Competences to be gained during study

 

— Capacity to understand the concepts and rigorous proofs of fundamental theorems of certain specific areas of mathematics.

— Capacity to apply the results and acquired techniques to solve complex problems in certain areas of mathematics in academic or professional contexts.

— Ability to prepare and develop logical mathematical reasoning and to identify errors in incorrect reasoning.

— Capacity to construct, interpret, analyze and validate mathematical models developed to simulate real situations.

— Ability to enunciate and verify statements, and to communicate the acquired mathematical knowledge orally or in writing.

— Capacity to select and use software tools to address problems related to mathematics.

 

 

 

 

 

Learning objectives

 

Referring to knowledge

— To know and understand some of the classical results on Fourier series and on the Fourier transform.

— To provide an introduction to other parts of harmonic analysis which are relevant in applications, such as the short-time Fourier transform, Gabor frames, the theory of wavelets and the Radon transform.

— To acquire a broad knowledge of the applications of Fourier theory in image processing and digital signal analysis, learning to compress an image or filter a noisy signal.

— To acquire basic research skills in the field of harmonic analysis.

 

 

 

Teaching blocks

 

1. Fourier Series; Orthonormal basis and L2 theory; Convergence of the series

2. Fourier transform; Shannon Sampling theorem

3. Short-time Fourier transform; Gabor frames

4. Convolution operators; Fourier multipliers

5. Radon transform and Computed Tomography

6. Wavelets.

7. MATLAB

7.1. Introduction to MATLAB

7.2. Basic digital signal processing

7.3. The Z transform and filter design

7.4. The discrete Fourier transform and the Fast Fourier Transform

7.5. The Radon transform: the backprojection algorithm

7.6. The Radon transform: Fourier methods

7.7. Compressed sensing

7.8. Wavelets

 

 

Teaching methods and general organization

 

Different topics will be presented in the theory lectures.

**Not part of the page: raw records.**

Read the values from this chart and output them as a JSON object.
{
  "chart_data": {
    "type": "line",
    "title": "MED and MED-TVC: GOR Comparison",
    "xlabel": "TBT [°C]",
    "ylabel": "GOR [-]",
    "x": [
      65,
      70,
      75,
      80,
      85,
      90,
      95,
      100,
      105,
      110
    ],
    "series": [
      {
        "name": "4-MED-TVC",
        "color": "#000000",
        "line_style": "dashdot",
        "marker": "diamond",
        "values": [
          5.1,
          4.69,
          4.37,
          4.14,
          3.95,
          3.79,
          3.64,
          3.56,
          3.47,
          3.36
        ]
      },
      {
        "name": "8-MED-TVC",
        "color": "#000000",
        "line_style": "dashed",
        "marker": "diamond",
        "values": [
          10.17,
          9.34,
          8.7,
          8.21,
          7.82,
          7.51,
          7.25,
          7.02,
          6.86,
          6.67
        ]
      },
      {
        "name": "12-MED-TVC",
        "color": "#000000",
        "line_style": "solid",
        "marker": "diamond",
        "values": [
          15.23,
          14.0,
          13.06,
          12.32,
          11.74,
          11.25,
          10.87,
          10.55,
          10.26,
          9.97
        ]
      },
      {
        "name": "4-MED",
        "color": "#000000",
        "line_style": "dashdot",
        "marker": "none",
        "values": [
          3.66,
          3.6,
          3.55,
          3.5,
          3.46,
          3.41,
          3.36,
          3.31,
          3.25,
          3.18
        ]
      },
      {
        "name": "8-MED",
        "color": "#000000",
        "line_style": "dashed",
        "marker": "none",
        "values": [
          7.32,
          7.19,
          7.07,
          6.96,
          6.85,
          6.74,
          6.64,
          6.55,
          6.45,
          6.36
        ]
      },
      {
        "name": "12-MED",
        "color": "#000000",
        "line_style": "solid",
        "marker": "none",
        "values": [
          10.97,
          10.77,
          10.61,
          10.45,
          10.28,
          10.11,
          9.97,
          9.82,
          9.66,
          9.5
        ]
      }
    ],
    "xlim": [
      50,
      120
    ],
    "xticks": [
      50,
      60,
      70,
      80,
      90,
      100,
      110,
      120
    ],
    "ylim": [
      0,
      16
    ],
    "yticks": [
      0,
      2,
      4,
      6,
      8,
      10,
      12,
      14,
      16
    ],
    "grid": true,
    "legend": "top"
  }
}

For each topic, a collection of problems will be handed out. Students will prepare these exercises at home and present the solutions either in class or in a written document. In the second part of the course they will also be assigned a series of programming exercises in MATLAB/OCTAVE, to apply digital processing techniques to images and sounds.

In case of mixed teaching (half in-class and half online) the theoretical part of the course will be posted online. The in-class sessions will be devoted to review the most important aspects of the theory, to solve problems and exercises and to the computer labs.

The methodology of the subject will include actions to enhance self-efficacy, reduce insecurity and combat gender stereotypes. Likewise, we will try to respect and promote diversity within students, both in acquired skills and in interests and sensibilities.

 

 

 

 

 

 

Official assessment of learning outcomes

 

The continuous evaluation of the course has two parts:

Activity 1 (A1): Resolution of exercises given in the first part of the course
Activity 2 (A2): MATLAB/OCTAVE assignments given in the second part of the course

If both A1 and A2 are 6 or more (out of 10), the final grade will be the average (A1+A2)/2.

If A1 or A2 is less than 6, there will be a final exam F. The final grade will be the maximum between (A1+A2)/2 and F.

 

 

Examination-based assessment

The single evaluation consists of a final examination with theoretical and practical questions (exercises and MATLAB/OCTAVE programs).

Re-evaluation:
In order to be eligible for re-evaluation, students must have obtained a final grade of at least 3.5/10.